2.3         Problem3:ASCII Conversion

Write a subroutine bin2ascii checksumbyte that will read a number N from location 50H, a read pointer P1 from 51H, write pointer P2 from 52H. The subroutine should compute the checksum byte (as done in lab-1). The checksum byte should be at the next location after the N bytes. The lower and higher nibbles of the checksum byte should then be converted into a pair of ascii (8-bit) format numbers with higher nibble in first and lower nibble in next memory location specified by pointer P2.(10 points)

For example: if checksum byte is 1FH then the two ascii bytes should be 31H and 46H representing characters 1 and F respectively.

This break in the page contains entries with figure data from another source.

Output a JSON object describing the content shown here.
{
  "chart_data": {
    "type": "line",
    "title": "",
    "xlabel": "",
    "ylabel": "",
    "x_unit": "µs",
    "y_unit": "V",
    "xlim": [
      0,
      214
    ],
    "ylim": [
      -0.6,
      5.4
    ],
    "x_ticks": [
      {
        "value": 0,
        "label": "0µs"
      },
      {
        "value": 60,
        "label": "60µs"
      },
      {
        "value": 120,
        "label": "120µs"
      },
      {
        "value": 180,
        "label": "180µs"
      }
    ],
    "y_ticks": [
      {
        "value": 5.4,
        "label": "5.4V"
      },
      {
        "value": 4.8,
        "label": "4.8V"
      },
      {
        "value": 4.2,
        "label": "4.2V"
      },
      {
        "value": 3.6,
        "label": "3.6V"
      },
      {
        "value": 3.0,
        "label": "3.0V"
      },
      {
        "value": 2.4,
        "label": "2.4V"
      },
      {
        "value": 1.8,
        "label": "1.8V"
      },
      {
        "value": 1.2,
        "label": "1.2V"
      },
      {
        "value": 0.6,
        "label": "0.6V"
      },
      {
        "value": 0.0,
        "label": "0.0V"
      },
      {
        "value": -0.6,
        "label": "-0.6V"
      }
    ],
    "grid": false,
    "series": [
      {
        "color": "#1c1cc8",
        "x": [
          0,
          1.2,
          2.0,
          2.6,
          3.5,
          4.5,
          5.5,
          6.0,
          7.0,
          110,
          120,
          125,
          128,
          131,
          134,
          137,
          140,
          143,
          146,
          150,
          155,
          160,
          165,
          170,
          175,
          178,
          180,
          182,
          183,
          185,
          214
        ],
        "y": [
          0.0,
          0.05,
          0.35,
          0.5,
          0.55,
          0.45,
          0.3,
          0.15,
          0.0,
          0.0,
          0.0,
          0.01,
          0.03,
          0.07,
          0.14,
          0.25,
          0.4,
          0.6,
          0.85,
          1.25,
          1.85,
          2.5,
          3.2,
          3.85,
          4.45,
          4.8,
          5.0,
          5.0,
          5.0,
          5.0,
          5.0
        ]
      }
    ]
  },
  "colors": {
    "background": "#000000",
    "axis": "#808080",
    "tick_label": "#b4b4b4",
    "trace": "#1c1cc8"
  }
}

If the write pointer stored at 52H is 60H, then these two bytes 31H and 46H should respectively be stored in locations 60H and 61H.

2.4         Problem4:Memory Block Copy

There are many circumstances where a series of memory locations are copied to another location. For example, a network packet captured in a certain memory location by a network device may get copied by the OS to another location where an application processes the packet.

Write a subroutine memcpy which will read a number N from location 50H, a pointer A from 51H and another pointer B from 52H. It should then copy N locations from address A to address B. Assume that the N is smaller than the difference between the addresses A and

B so that overlap issues do not arise.(5 points)

3           Learning Checkpoints

Following tasks have to be shown to TA to get full credit for this experiment.

1. Initialize an array to any number other than zero using the subroutine zeroOut and clear it using the same subroutine.
2. Explain the purpose of initializing stack pointer to 0CFH. What is the content of SP when 8051 is powered up?

4           Appendix

The code segment below can be used to get a delay of ∼50ms:

MOV R2,#200 BACK1: MOV R1,#0FFH BACK :

DJNZ R1, BACK

DJNZ R2, BACK1

The delay calculations are as follows. MOV and DJNZ instructions take 1 and 2 machine cycles respectively. Therefore, the number of machine cycles required for the for loop is 1+255*2 = 511 machine cycles. Since this is inside a loop where R2 = 200, the outer loop at BACK1 takes 200*511 + 200*2 = 102,600 machine cycles. Each machine cycle is 12 clock cycles making the total number of clock cycles 1, 231, 200 clock cycles. Dividing this by the crystal frequency (24 MHz), we get a delay of ∼50ms.